I tu się Rosja znów zaniósł śmiechem aż mu niemal łzy do oczu napłynęły, Francja zaś miał wrażenie, ze powinien się chyba w imieniu przyszłych pokoleń oburzyć, na takie postępowanie, ale nim sformułował w głowie jak to najlepiej byłoby powiedzieć, by dotrzeć do serca problemu Rosja znów coś opowiadał.

- Bo wy widzicie, Francja. Te słoniki to w sumie i tak taki mały żart. W Angkor-Wat zrobiłem lepszy. Widzicie, ja tam wyryłem na jednej z wież wyjątkowo nieprzyzwoity napis w sanskrycie, potem go trochę zamazałem i wierzcie mi, wyglądał doprawdy staro.

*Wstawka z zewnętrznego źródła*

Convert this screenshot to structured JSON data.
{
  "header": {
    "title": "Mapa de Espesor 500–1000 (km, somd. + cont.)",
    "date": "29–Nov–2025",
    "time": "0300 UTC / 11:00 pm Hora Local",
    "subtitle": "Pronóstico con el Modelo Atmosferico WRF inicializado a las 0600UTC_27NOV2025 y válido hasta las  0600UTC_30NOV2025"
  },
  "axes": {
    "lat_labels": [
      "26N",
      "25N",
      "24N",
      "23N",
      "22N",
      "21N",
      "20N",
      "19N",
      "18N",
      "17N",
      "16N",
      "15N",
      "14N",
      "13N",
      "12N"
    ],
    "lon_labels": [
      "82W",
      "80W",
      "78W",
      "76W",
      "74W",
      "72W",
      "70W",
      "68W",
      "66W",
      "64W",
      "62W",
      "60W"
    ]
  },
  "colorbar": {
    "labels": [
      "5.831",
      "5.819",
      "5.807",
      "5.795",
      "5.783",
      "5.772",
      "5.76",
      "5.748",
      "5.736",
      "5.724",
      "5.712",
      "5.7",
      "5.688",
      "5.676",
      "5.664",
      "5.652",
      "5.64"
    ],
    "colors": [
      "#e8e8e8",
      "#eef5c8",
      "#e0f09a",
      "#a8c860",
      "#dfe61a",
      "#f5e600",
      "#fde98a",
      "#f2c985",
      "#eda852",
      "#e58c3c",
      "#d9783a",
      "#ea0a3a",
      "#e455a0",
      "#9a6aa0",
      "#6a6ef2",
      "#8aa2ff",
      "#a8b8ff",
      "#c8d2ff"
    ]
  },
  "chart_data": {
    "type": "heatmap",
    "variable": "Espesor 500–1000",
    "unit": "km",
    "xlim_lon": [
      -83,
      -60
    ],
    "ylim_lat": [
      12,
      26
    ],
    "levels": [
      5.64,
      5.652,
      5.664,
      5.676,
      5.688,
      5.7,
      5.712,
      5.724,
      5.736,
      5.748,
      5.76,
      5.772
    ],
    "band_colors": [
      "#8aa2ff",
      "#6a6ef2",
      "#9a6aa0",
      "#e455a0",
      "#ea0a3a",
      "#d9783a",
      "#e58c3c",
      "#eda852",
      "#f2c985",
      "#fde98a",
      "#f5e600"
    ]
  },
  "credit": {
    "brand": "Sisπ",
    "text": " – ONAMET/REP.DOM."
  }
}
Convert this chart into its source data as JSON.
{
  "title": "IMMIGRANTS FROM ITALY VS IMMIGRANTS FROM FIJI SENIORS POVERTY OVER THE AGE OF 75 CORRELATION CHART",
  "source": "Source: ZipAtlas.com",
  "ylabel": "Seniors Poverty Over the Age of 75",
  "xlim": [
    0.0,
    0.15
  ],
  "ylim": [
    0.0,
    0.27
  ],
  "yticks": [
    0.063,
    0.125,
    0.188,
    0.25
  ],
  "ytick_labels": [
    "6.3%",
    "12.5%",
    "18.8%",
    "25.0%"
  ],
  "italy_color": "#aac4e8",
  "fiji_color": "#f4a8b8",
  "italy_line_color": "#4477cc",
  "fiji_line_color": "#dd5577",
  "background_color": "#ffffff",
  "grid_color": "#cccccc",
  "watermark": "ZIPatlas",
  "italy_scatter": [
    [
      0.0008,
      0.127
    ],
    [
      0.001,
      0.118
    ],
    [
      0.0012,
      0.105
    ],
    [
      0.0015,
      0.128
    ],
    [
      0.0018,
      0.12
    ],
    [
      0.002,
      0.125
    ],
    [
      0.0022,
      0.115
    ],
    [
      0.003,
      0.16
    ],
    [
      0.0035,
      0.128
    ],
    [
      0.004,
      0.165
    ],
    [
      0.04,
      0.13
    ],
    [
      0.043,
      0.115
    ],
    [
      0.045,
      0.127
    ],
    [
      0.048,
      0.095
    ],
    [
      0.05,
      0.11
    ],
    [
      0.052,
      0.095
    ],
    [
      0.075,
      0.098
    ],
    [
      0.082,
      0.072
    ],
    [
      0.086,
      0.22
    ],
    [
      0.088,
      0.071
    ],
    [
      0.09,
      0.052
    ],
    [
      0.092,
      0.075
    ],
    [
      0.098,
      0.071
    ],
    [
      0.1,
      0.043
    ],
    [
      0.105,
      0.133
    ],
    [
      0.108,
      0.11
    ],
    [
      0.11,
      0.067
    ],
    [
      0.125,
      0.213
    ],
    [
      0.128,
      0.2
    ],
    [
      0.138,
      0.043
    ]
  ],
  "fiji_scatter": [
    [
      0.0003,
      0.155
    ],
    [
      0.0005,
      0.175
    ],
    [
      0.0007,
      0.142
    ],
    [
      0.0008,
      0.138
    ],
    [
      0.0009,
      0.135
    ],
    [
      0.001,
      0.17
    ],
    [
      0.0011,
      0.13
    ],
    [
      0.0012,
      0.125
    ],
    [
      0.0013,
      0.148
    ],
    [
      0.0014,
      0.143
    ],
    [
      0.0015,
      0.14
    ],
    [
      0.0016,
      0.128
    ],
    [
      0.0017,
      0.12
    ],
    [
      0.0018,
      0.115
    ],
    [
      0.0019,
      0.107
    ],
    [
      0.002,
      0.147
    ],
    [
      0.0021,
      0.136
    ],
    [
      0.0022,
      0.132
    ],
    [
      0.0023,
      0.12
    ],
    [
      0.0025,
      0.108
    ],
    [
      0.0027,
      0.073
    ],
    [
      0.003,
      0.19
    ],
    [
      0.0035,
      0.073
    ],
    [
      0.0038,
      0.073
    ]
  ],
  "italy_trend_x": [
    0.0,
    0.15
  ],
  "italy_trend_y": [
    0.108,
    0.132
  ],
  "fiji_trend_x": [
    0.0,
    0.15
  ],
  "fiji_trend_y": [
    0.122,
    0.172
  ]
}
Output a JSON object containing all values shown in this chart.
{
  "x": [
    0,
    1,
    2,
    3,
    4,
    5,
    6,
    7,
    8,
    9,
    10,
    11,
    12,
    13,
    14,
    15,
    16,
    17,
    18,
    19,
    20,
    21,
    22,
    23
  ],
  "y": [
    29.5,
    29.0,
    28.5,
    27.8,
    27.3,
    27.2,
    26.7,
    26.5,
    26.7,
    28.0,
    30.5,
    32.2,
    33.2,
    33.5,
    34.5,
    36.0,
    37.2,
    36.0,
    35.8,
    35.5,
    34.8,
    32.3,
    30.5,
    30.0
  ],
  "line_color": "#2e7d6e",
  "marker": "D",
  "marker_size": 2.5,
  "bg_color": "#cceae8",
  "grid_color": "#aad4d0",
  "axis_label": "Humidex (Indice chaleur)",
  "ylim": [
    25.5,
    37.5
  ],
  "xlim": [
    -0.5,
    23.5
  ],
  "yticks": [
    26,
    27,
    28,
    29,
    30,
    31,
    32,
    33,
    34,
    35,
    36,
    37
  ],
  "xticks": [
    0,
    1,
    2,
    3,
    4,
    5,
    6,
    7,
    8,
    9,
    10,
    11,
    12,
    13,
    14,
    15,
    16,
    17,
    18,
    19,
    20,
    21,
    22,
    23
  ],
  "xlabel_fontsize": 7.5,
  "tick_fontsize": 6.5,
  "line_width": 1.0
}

A teraz tylko czekać, aż się jakiś mądrala znajdzie i się uprze, aby to odcyfrować. Trzeba w tych naszych poczciwych bliźnich jakieś trochę zgorszenia wywołać...

I to powiedziawszy znów zaniósł się śmiechem omalże nie strącające ze stołu zakupionych wcześniej słoników. A Francja tylko patrzył, bo wszystko to brzmiało tak kuriozalnie, że aż nie był w stanie uwierzyć iż jest prawdziwe. A drugiej strony, gdy patrzył na zaśmiewającego się Rosję, nie mógł uwierzyć, ze cała ta historyjka mogłaby być zmyślona.

- Zgorszenie – szepnął Francja, a słowo to przywiodło mu na myśl wiele obrazów i każdy z nich zawierał Rosję, a on sam był w sumie szczęśliwy, że był w tych wspomnieniach tylko widzem.

Rozstali się nieco później w pozornie dobrych nastrojach i nigdy już do tej rozmowy nie powrócili. Wręcz pewnym możesz być, drogi czytelniku, że Francja nigdy nie przyzna się, iż faktycznie rozmowa ta miała miejsce. Ale w chwili, gdy ktoś ów napis pozostawiony w Angkorze odcyfruje patrz, patrz uważnie na twarz Francji, bo pewnym być możesz, że drgnie mu coś więcej niż tylko powieka.